Williams Camille K, Tremblay Luc, Carnahan Heather
Rehabilitation Sciences Institute, University of Toronto, Toronto ON, Canada.
Faculty of Kinesiology and Physical Education, University of Toronto, Toronto ON, Canada.
Front Psychol. 2016 Dec 26;7:2010. doi: 10.3389/fpsyg.2016.02010. eCollection 2016.

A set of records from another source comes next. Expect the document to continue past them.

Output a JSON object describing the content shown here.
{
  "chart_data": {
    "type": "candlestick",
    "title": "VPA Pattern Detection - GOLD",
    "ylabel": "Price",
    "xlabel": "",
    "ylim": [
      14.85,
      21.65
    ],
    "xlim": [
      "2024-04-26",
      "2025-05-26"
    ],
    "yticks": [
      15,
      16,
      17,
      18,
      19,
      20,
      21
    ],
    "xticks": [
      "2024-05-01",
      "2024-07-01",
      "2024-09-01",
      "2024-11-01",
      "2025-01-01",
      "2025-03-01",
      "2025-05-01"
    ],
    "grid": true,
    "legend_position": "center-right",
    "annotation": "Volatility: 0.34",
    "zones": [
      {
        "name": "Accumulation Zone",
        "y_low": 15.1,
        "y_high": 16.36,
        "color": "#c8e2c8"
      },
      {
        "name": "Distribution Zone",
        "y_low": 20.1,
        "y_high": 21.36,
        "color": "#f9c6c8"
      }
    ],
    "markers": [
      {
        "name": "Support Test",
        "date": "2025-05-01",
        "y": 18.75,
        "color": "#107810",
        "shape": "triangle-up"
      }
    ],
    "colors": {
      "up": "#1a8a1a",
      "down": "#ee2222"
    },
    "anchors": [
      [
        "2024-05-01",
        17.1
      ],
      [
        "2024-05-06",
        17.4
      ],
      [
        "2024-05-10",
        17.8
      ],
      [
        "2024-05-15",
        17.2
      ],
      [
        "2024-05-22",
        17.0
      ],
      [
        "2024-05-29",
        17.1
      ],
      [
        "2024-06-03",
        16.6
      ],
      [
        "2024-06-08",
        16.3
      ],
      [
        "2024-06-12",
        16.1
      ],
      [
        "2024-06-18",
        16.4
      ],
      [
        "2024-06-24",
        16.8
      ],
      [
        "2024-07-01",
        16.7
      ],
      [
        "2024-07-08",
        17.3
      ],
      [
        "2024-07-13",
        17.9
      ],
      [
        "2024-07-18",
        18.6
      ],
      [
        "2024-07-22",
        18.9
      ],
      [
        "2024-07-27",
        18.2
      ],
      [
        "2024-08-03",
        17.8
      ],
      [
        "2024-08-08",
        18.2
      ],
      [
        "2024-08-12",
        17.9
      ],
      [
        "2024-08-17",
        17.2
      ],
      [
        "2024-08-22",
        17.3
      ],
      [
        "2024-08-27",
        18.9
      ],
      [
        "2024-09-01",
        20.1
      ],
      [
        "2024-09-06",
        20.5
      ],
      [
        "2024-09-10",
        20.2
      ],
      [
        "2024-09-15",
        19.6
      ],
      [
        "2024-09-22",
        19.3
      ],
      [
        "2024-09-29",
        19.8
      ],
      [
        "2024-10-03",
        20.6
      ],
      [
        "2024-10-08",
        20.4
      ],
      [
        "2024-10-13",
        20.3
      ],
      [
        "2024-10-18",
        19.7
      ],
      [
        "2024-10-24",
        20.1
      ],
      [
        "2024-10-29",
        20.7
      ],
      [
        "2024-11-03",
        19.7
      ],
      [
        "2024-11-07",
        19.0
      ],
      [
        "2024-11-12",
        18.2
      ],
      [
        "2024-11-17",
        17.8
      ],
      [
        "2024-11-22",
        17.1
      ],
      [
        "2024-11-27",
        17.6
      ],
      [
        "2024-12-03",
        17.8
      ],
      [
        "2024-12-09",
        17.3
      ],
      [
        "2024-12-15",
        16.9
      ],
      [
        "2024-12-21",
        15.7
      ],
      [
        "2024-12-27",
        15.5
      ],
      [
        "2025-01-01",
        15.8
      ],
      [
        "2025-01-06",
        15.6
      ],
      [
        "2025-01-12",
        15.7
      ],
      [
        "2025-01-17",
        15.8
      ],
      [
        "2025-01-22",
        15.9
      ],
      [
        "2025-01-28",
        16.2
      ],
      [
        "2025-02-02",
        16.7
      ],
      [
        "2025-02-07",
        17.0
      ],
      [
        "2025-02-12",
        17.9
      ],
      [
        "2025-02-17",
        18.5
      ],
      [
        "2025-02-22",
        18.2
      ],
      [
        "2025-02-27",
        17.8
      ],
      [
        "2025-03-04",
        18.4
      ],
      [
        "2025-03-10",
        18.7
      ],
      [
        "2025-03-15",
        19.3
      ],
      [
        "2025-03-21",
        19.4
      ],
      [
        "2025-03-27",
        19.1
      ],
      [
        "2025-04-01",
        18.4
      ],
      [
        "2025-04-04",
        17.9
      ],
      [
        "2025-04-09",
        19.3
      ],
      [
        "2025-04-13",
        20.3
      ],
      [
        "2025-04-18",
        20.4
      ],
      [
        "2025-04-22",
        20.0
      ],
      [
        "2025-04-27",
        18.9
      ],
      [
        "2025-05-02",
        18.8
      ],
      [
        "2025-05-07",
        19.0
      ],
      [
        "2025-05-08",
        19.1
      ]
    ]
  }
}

Researchers in the domain of haptic training are now entering the long-standing debate regarding whether or not it is best to learn a skill by experiencing errors. Haptic training paradigms provide fertile ground for exploring how various theories about feedback, errors and physical guidance intersect during motor learning. Our objective was to determine how error minimizing, error augmenting and no haptic feedback while learning a self-paced curve-tracing task impact performance on delayed (1 day) retention and transfer tests, which indicate learning. We assessed performance using movement time and tracing error to calculate a measure of overall performance - the speed accuracy cost function. Our results showed that despite exhibiting the worst performance during skill acquisition, the error augmentation group had significantly better accuracy (but not overall performance) than the error minimization group on delayed retention and transfer tests. The control group's performance fell between that of the two experimental groups but was not significantly different from either on the delayed retention test. We propose that the nature of the task (requiring online feedback to guide performance) coupled with the error augmentation group's frequent off-target experience and rich experience of error-correction promoted information processing related to error-detection and error-correction that are essential for motor learning.
触觉训练领域的研究人员目前正在参与一场长期存在的争论,即通过体验错误来学习一项技能是否是最佳方式。触觉训练范式为探索关于反馈、错误和物理引导的各种理论在运动学习过程中如何相互交叉提供了肥沃的土壤。我们的目标是确定在学习一项自定节奏的曲线追踪任务时,最小化错误、增加错误和不给予触觉反馈如何影响延迟(1天)保持和迁移测试中的表现,这些测试表明学习情况。我们使用运动时间和追踪误差来评估表现,以计算整体表现的一个指标——速度准确性成本函数。我们的结果表明,尽管在技能习得过程中表现最差,但在延迟保持和迁移测试中,增加错误组的准确性(而非整体表现)明显优于最小化错误组。对照组的表现介于两个实验组之间,但在延迟保持测试中与任何一组均无显著差异。我们认为,任务的性质(需要在线反馈来指导表现)加上增加错误组频繁的偏离目标体验和丰富的纠错经验,促进了与错误检测和纠错相关的信息处理,而这对于运动学习至关重要。